Subject: | Encode::MIME::Header and Russian |
It seems that encode("MIME-Header",...) program incorrectly works with
Russian.
I send test message with Novell Evolution mail client.
In a letter subject there was a russian word 'тест' (test).

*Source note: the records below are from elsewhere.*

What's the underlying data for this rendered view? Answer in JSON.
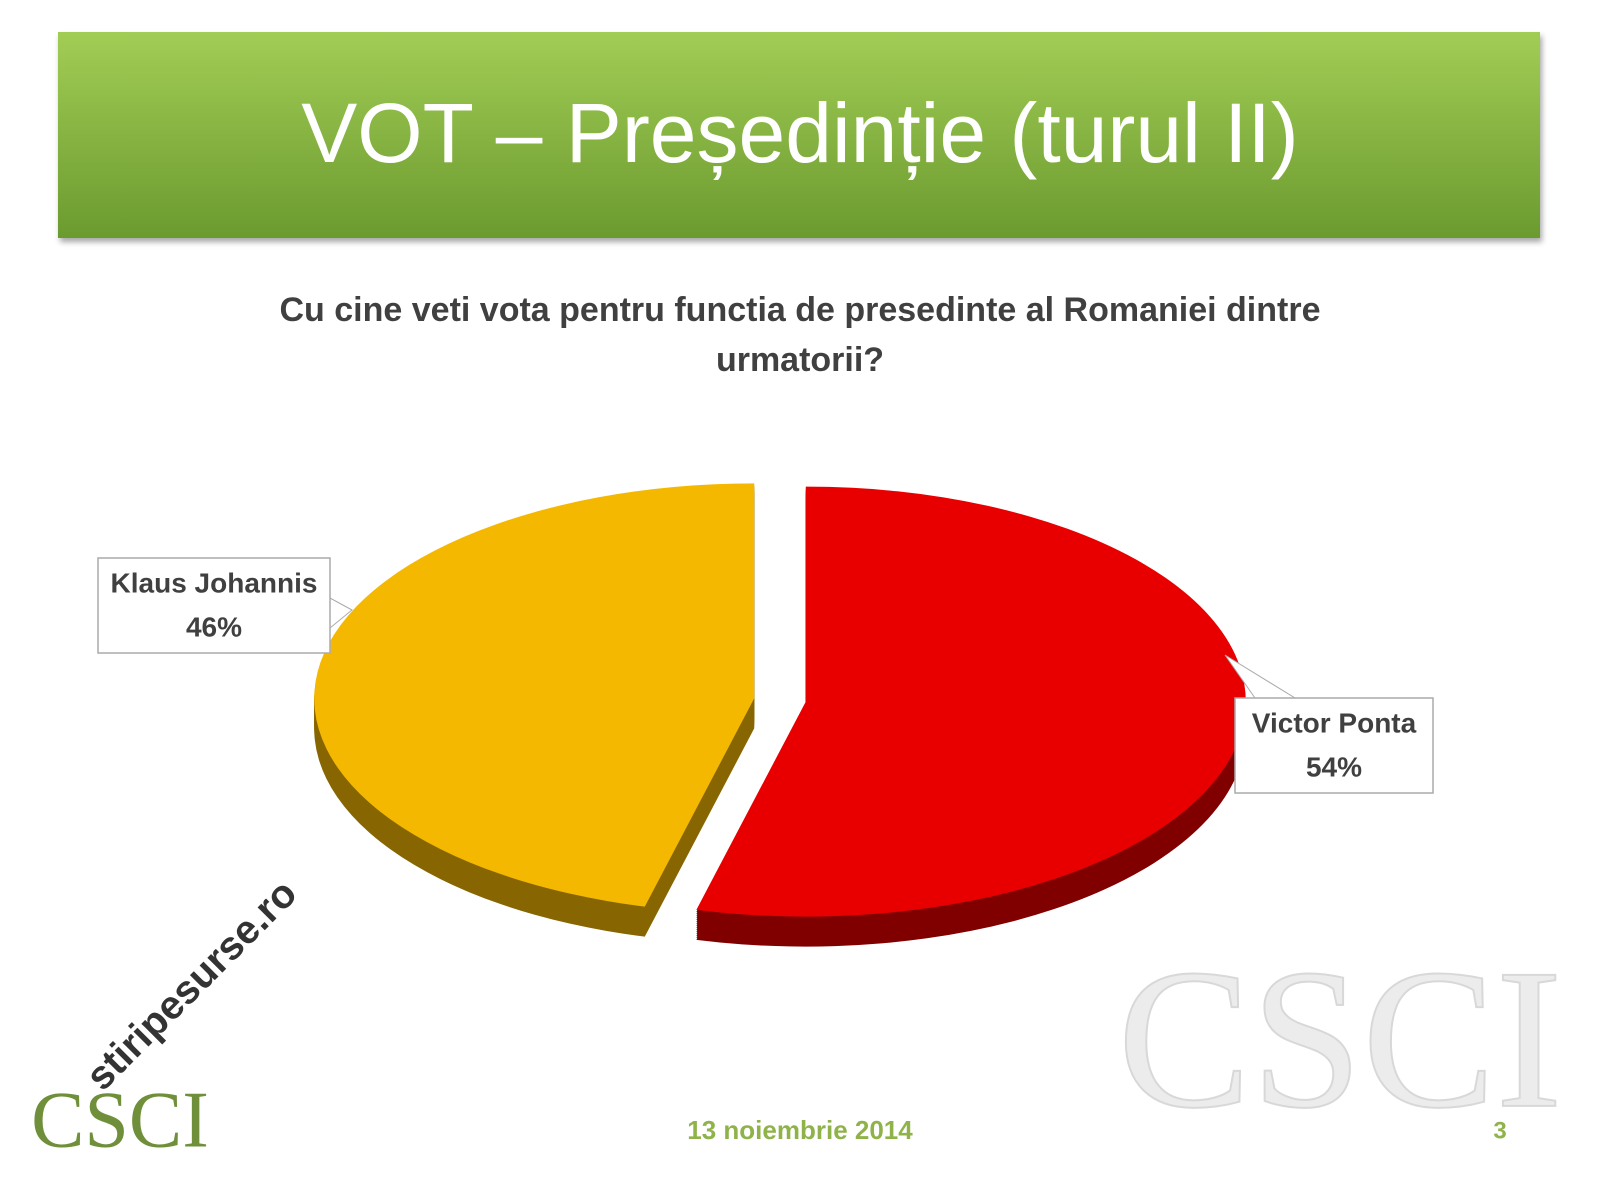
{
  "chart_data": {
    "type": "pie",
    "title": "VOT – Președinție (turul II)",
    "subtitle": "Cu cine veti vota pentru functia de presedinte al Romaniei dintre urmatorii?",
    "categories": [
      "Victor Ponta",
      "Klaus Johannis"
    ],
    "values": [
      54,
      46
    ],
    "value_labels": [
      "54%",
      "46%"
    ],
    "colors": [
      "#e80000",
      "#f5b800"
    ]
  },
  "footer": {
    "date": "13 noiembrie 2014",
    "page": "3",
    "logo": "CSCI",
    "watermark": "stiripesurse.ro"
  }
}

Evolution convert it to this:
Subject: =?UTF-8?Q?=D1=82=D0=B5=D1=81=D1=82?=
Then I use custom program (sub rfc2047conv, source attached), and get
the same good result:
=?UTF-8?Q?=D1=82=D0=B5=D1=81=D1=82?=
But if i use Encode::MIME::Header
encode("MIME-Header", 'тест')
the results looks different, and subject header show wrong in evolution
mail client.
Also I tried 'MIME-B' and 'MIME-Q' options , but without success:
orig_str=тест
encode with 'MIME-Header' =?UTF-8?B?w5HCgsOQwrXDkcKBw5HCgg==?=
encode with 'MIME-B' =?UTF-8?B?w5HCgsOQwrXDkcKBw5HCgg==?=
encode with 'MIME-Q'
=?UTF-?Q?=C3=91=C2=82=C3=90=C2=B5=C3=91=C2=81=C3=91=C2=82?=
encode with 'rfc2047conv' =?UTF-8?Q?=D1=82=D0=B5=D1=81=D1=82?=
Somebody knows, where an error ?
My OS is
# cat /etc/fedora-release
Fedora release 9 (Sulphur)
# rpm -qf
/usr/lib/perl5/5.10.0/i386-linux-thread-multi/Encode/MIME/Header.pm
perl-5.10.0-40.fc9.i386
# grep -i version
/usr/lib/perl5/5.10.0/i386-linux-thread-multi/Encode/MIME/Header.pm
our $VERSION = do { my @r = ( q$Revision: 2.5 $ =~ /\d+/g ); sprintf
"%d." . "%02d" x $#r, @r };
# locale
LANG=en_US.UTF-8
LC_CTYPE="en_US.UTF-8"
LC_NUMERIC="en_US.UTF-8"
LC_TIME="en_US.UTF-8"
LC_COLLATE="en_US.UTF-8"
LC_MONETARY="en_US.UTF-8"
LC_MESSAGES="en_US.UTF-8"
LC_PAPER="en_US.UTF-8"
LC_NAME="en_US.UTF-8"
LC_ADDRESS="en_US.UTF-8"
LC_TELEPHONE="en_US.UTF-8"
LC_MEASUREMENT="en_US.UTF-8"
LC_IDENTIFICATION="en_US.UTF-8"
LC_ALL=
I use this script for tests:
#!/usr/bin/perl -w
use Encode qw(encode decode);
my $orig_str = 'тест';
print "orig_str=$orig_str\n";
my $res = encode("MIME-Header", $orig_str);
print "encode with MIME-Header $res \n";
$res = encode("MIME-B", $orig_str);
print "encode with MIME-B $res \n";
$res = encode("MIME-Q", $orig_str);
print "encode with MIME-Q $res \n";
$res = rfc2047conv($orig_str, 'UTF-8');
print "encode with rfc2047conv $res \n";
# rfc2047conv (string, charset, prefix size);
sub rfc2047conv{
my $str = shift;
my $charset = uc(shift);
my $init_len = shift || 0;
my $len = length($str);
return '' unless($len);
my $begin = "=?$charset?Q?";
my $res = $begin;
my $count = $init_len + length($begin);
foreach my $c (split(//, $str)) {
my ($repl, $repl_len);
if($c eq '?' || $c eq '_' || $c eq '=' || $c lt ' ' || $c gt '~') {
$repl = sprintf("=%X", ord($c));
$repl_len = 3;
} elsif($c eq ' ') {
$repl = '_';
$repl_len = 1;
} else {
$repl = $c;
$repl_len = 1;
}
if($count + $repl_len > 72) {
$res .= "?=\r\n " . $begin;
$count = 1 + length($begin);
}
$res .= $repl;
$count += $repl_len;
}
$res .= '?=';
return $res;
}